A $6.9 million addition to the Middleton Hall of Science is just one in a long string of major construction and landscaping projects since the early 1990s, including Founders Village Apartments, the Middleton wing for Nursing, an enlarged Dining Commons, the Everest-Rohrer Chapel/Fine Arts Center, Wiekamp Athletic Center, Shiloh Prayer Chapel, the campus ponds and waterfall, Morey Soccer Field, Taylor Memorial Chapel, Jenkins Stadium, Sailor Residential Center, Miller/Moore Academic Center, Bethel College Bookstore, and Sufficient Grounds Coffee House. Several more projects are on the horizon, and a series of major purchases have shattered the myth that the main campus is landlocked.

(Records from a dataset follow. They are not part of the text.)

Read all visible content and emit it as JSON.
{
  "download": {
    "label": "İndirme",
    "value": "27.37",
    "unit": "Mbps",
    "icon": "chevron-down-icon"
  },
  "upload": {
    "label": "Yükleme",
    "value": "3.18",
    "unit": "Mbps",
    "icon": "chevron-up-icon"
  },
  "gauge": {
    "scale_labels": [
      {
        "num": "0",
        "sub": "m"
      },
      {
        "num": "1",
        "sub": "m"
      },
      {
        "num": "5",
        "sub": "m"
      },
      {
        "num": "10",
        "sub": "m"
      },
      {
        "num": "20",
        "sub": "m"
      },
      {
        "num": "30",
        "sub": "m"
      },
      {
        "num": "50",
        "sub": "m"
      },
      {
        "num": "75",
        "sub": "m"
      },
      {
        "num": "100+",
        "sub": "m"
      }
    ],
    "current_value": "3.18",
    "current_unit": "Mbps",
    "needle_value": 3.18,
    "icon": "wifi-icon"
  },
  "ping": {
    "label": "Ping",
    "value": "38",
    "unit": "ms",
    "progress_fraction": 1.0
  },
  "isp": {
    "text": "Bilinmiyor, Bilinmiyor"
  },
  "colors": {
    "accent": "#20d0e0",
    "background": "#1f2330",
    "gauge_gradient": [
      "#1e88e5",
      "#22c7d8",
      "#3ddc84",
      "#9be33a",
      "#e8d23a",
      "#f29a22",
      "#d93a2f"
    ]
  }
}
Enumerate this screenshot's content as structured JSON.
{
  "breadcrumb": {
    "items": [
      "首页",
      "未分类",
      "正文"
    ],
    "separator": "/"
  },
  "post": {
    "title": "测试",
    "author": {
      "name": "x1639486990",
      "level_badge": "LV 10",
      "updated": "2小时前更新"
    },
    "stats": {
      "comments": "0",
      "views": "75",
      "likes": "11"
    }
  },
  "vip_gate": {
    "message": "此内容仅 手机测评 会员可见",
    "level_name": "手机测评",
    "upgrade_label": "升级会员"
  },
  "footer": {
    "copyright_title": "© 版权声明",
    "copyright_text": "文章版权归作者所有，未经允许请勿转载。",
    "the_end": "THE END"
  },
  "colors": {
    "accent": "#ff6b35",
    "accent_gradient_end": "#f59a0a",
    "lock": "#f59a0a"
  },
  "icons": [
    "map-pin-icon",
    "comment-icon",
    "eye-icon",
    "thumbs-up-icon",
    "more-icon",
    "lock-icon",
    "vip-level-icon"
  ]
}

The Elkhart campus and the nursing program at Grace College are two of several emerging extension centers for Bethel.
President George W. Bush held a political fundraiser on the campus of Bethel College (February 2006) for then Congressman Chris Chocola. Other notable speakers to visit the Bethel College campus recently include Kay Warren, Alvin Plantinga, Richard Swinburne, Dallas Willard, William Lane Craig, Rob Bell, Brenda Salter-McNeil and Frank Peretti
Bethel College offers 17 sports, as well as cheerleading and competes in the Mid-Central Conference of National Association of Intercollegiate Athletics Division 1 (basketball division 2) as well as the National Christian College Athletic Association.
Bethel College's philosophy concerning sports is as follows: "We celebrate the true spirit of sport. The true spirit that binds Bethel athletes is their devotion to sport and learning, faith in God, and commitment to serving the larger world around them."
The Pilots' athletic accomplishments:
In addition to athletic competition, Bethel College encourages athletes to undertake short-term missionary work. To date, 30 missions trips have been taken by athletic groups.